When he did die, for the second time in my life, the toll was even greater. I knew it was coming, but despite my dread, I could do nothing. I just had to experience that grief all over again.

It is an unbeatable kind of dread: no matter how many times I read the book, the outcome will never change. My pain will always be inevitable and Matthew will never make it past chapter 37. There are days when I think that I will never be able to touch Anne of Green Gables again.
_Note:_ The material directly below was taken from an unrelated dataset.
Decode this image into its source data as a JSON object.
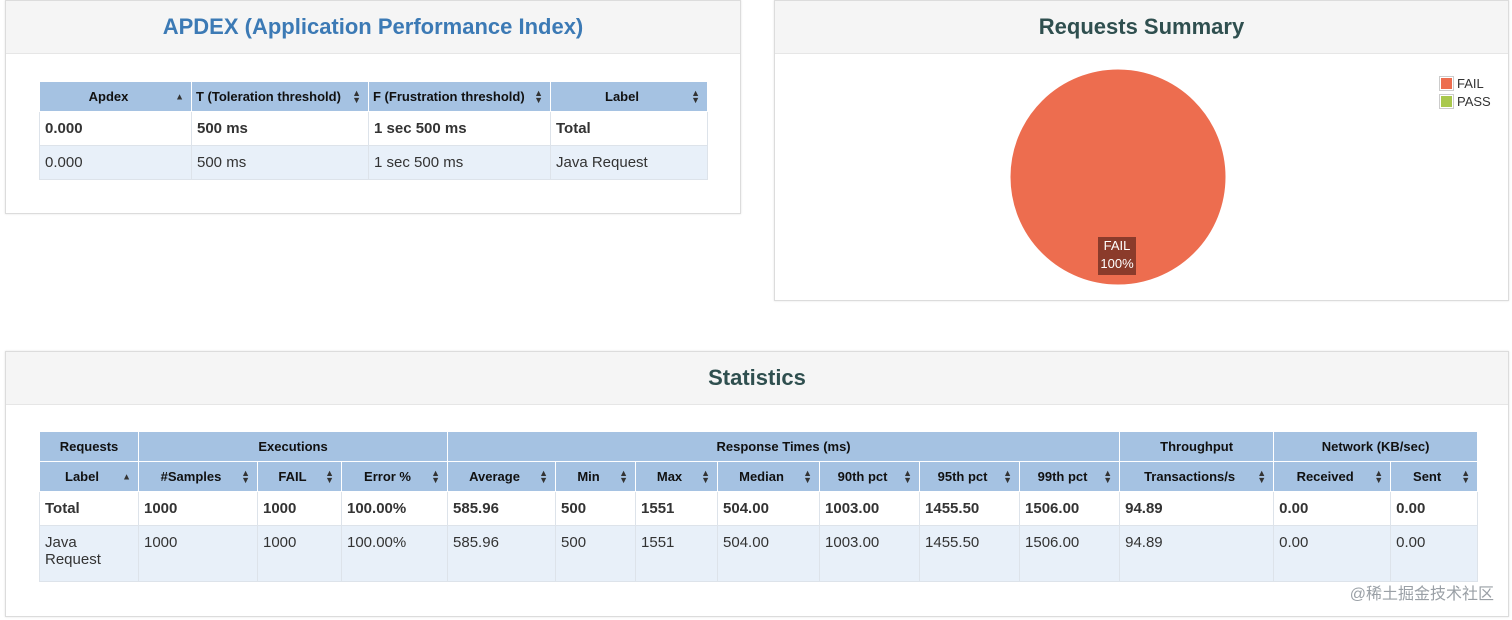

Despite this, I know that even if it takes another decade, I will return to the novel once more.  Some things are more important than fear. I know that I will suffer again. The wonderful world of this book will forever keep me coming back for more. Though I will always dread the death of Matthew Cuthbert, Montgomery’s quiet wisdom is a reward almost worth suffering for.

Editor’s Response:

When I was a teenager, I read a book called The Knife of Never Letting Go by Patrick Ness. At one heart-wrenching moment, Todd chooses to let Manchee, his talking dog, get murdered instead of a girl he fancied. (Yes, it is more nuanced than that, but I’m allowed to be ridiculous because my heart was broken, okay?) I was on holiday and I was reading in bed when I got to that chapter. I could barely breathe upon finishing as I was crying so hard. I actually went downstairs and read out the death scene to my bewildered looking dad and step-mum - still in a flood of tears - because I just could not truly believe that this was happening. It must have seemed very dramatic, but that’s because it was very dramatic. It wasn’t just the fact that I loved Manchee so much, it was also a very well written moment, if Ness’s motive was to literally ruin lives.

Reading this piece, I couldn’t help but be reminded by the absolute agony that I felt upon reading Manchee’s demise. I am not over-exaggerating when I say that I still feel like I’m going to cry when I think about it. I’m not as brave as you, however: I’ve never revisited the book. I absolutely fear the pain of reliving that loss - I didn’t even finish the trilogy that this book was part of because I was so mad and actually a little depressed. And yet, I do want to revisit it one day because by doing so I’ll get to re-experience Manchee. I’ll get to experience falling in love with him all over again. Yes, I’ll have to experience his death again, but - as you put it - some things are more important than fear.